Abstract: Pincer compounds are organometallic complexes with intriguing tunable reactivities, thus applicable to a wide range of potential applications. In this work we explore their unique properties and reactivities, with a focus on the PN3P pincer platform, through spectroscopic and computational investigations.
We conducted a computational study on pincer complexes with stereogenic phosphine arms and found that an energy difference as high as 16.8 kcal/mol could exist between the highest and lowest energy conformer, and that high energy conformers have bulky groups adjacent, causing steric clash. The full set of conformers for reactant, transition state and product were evaluated in a reaction energy profile of a CO2 reduction by a pincer nickel hydride, and we found that this reaction could be found either favorable or unfavorable depending on the choice of conformer.
The basicity of three PN3P* nickel pincer complexes have been determined in THF using the spectroscopic vverlapping indicator method. The relative basicity was found to be tBu(PN3P*)NiH > cPe(PN3P*)NiH > tBu(PN3P*)NiCl. This concludes that the imine arms of the PN3P* nickel hydrides are more basic than PN3P* nickel chloride, and changing the alkyl group on the phosphine arms had a smaller impact on the basicity compared to changing from chloride to hydride ligand on the nickel metal center.
Finally, we explored the reactivity between a PN3P* rhodium carbonyl pincer complex and dioxygen, at room temperature in solution, and at 180-200 degrees Celsius in the solid state. The solution reaction affords oxidation on pyridine moeity on the ligand backbone.

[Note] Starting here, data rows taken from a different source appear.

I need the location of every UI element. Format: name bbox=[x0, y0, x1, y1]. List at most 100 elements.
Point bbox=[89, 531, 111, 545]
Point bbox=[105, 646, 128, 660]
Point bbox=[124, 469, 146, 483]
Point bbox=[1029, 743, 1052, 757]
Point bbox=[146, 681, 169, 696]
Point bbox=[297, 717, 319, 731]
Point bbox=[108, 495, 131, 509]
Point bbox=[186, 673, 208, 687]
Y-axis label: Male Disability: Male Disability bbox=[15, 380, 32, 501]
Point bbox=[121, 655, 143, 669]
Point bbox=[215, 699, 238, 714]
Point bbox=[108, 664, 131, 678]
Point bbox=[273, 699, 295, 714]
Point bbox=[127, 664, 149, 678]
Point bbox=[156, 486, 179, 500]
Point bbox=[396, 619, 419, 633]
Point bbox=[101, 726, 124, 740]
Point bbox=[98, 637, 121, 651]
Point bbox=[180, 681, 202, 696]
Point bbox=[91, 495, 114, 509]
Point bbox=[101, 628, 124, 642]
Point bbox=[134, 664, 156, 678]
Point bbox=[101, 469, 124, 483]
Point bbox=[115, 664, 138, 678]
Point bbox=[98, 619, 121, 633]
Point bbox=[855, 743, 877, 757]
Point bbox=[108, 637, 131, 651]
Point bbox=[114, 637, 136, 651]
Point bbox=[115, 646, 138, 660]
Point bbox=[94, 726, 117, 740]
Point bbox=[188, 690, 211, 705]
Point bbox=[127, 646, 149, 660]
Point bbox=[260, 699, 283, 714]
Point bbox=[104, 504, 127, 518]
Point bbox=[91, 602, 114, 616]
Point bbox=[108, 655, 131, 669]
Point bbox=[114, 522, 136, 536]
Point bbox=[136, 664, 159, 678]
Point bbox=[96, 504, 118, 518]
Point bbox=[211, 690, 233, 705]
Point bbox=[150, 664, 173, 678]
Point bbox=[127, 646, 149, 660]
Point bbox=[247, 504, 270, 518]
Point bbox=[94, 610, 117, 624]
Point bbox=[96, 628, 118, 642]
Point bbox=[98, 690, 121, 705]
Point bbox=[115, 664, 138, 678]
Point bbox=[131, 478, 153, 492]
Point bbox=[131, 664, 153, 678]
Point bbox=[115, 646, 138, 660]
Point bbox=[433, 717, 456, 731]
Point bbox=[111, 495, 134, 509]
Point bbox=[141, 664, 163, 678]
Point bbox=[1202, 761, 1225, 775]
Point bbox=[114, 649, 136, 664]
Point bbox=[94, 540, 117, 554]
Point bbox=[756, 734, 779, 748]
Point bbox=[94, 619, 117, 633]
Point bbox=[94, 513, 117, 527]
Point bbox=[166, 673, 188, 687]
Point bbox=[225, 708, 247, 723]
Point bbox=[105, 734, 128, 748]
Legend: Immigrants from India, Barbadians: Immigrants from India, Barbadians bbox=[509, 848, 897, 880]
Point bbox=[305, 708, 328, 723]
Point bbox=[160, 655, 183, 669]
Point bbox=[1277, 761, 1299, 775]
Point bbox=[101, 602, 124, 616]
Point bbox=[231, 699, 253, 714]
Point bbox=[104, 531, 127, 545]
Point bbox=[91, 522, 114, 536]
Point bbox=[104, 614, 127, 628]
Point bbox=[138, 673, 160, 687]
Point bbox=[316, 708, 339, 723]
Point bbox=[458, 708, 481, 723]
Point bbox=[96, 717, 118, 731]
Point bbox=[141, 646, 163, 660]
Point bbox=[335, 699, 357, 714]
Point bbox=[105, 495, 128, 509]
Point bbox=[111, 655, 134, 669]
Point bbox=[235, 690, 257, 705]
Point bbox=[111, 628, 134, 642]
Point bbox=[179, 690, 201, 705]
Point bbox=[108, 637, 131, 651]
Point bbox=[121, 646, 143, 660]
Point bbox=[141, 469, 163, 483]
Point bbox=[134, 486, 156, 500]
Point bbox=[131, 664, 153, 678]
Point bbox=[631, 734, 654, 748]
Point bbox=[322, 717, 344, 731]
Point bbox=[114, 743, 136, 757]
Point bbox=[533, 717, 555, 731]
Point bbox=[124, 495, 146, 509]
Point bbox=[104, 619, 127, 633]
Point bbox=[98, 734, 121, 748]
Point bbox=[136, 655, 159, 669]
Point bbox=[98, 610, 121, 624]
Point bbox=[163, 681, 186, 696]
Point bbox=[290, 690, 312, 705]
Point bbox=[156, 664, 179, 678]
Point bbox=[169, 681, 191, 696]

This reaction between the singlet PN3P* rhodium carbonyl complex and triplet dioxygen is found to be possible due to the ligands ability to transfer an electron to dioxygen, creating a superoxide radical anion and a ligand-centered radical cation. This reaction is an example of the pincer ligand being redox non-innocent. The solid state reaction was studied with in situ rhodium K-edge x-ray absorption spectroscopy and an isobestic point was observed, indicating a clean reaction and a significant change occuring at the rhodium metal center. In situ FTIR studies revealed that the oxidation on the ligand also occurs in the solid state, but additionally the PN3P rhodium carbonyl complex facilitates the reaction between dioxygen and carbon monoxide to produce CO2.